We evaluated the impact of cesarean section (CS) delivery on the outcome of breech very-low-birth-weight (VLBW) (500-1,499 g) infants. This retrospective study used data from a large perinatal data base with 109,428 consecutive deliveries including 1,564 VLBW infants born between 1982 and 1987. The study infants included 982 (62.8%) vertex and 582 (37.2%) breech presentations. The CS rate was higher for the breech group than for the vertex group (72.5% breech, 34.3% vertex, OR 5.1, 95% CI 4.0, 6.4). Breech infants delivered by CS were twice as likely to survive until discharge than those delivered vaginally (breech CS 71.7%, breech vaginal 36.5%, P < .0001). The increased survival with CS for breech presentation (mainly due to fewer deaths on day 1) was not seen with vertex presentation. The CS survival advantage for breech infants was seen in all 250g birth weight subgroups. However, breech VLBW infants delivered by CS had a mean birth weight 233 g more and gestational age 2.1 weeks more than those delivered vaginally. Further, breech infants delivered by CS were more likely to be intubated at birth than vaginally delivered breech infants (OR 4.2, 95% CI 2.0, 5.9). Central nervous system morbidity as measured by the occurrence of seizures and intraventricular hemorrhage was comparable for CS and vaginal infants. Cesarean birth of breech VLBW infants is associated with improved survival. However, breech CS infants were bigger, more mature, and more likely to be intubated at birth than vaginally delivered infants, indicating the presence of a strong selection bias. A prospective randomized trial is needed to evaluate the ideal delivery route for breech VLBW infants.

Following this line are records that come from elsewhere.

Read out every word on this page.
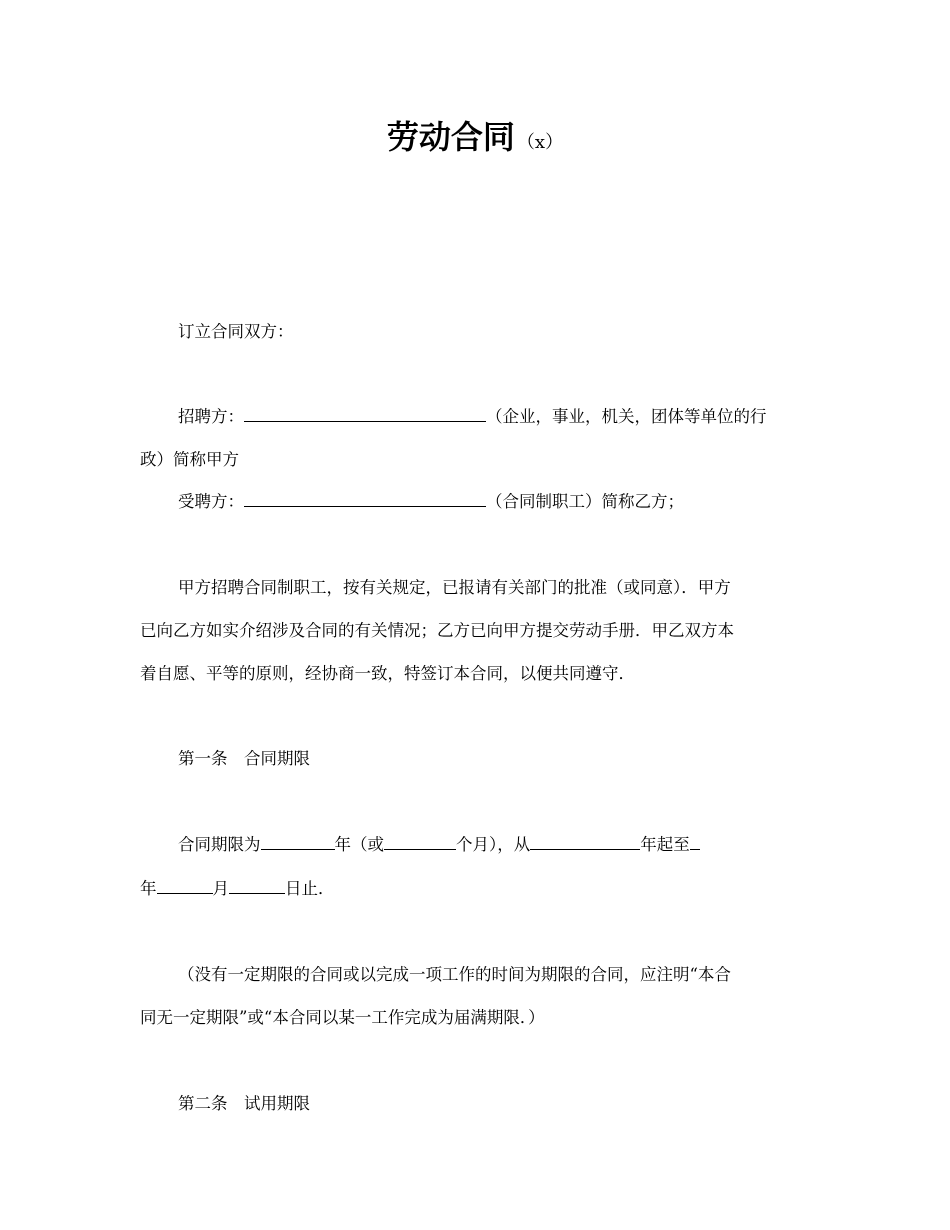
劳动合同 （x）
订立合同双方：
招聘方：	（企业，事业，机关，团体等单位的行
政）简称甲方
受聘方：	（合同制职工）简称乙方；
甲方招聘合同制职工，按有关规定，已报请有关部门的批准（或同意）．甲方
已向乙方如实介绍涉及合同的有关情况；乙方已向甲方提交劳动手册．甲乙双方本
着自愿、平等的原则，经协商一致，特签订本合同，以便共同遵守．
第一条　合同期限
合同期限为	年（或	个月），从	年起至
年	月	日止．
（没有一定期限的合同或以完成一项工作的时间为期限的合同，应注明“本合
同无一定期限”或“本合同以某一工作完成为届满期限．）
第二条　试用期限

我们评估了剖宫产对臀位极低出生体重(VLBW,500 - 1499克)婴儿结局的影响。这项回顾性研究使用了来自一个大型围产期数据库的数据,该数据库包含109428例连续分娩病例,其中包括1982年至1987年间出生的1564例VLBW婴儿。研究对象包括982例(62.8%)头位和582例(37.2%)臀位婴儿。臀位组的剖宫产率高于头位组(臀位组72.5%,头位组34.3%,比值比5.1,95%可信区间4.0, 6.4)。剖宫产分娩的臀位婴儿存活至出院的可能性是经阴道分娩者的两倍(臀位剖宫产71.7%,臀位经阴道分娩36.5%,P <.0001)。头位分娩时未观察到剖宫产使存活率增加(主要是由于第1天死亡人数减少)。在所有250克出生体重亚组中均观察到剖宫产对臀位婴儿存活的优势。然而,剖宫产分娩的臀位VLBW婴儿的平均出生体重比经阴道分娩者重233克,孕周多2.1周。此外,剖宫产分娩的臀位婴儿出生时比经阴道分娩的臀位婴儿更有可能需要插管(比值比4.2,95%可信区间2.0, 5.9)。以癫痫发作和脑室内出血发生率衡量的中枢神经系统发病率在剖宫产和经阴道分娩的婴儿中相当。剖宫产臀位VLBW婴儿与存活率提高相关。然而,剖宫产的臀位婴儿比经阴道分娩的婴儿更大、更成熟,且出生时更有可能需要插管,这表明存在强烈的选择偏倚。需要进行一项前瞻性随机试验来评估臀位VLBW婴儿的理想分娩途径。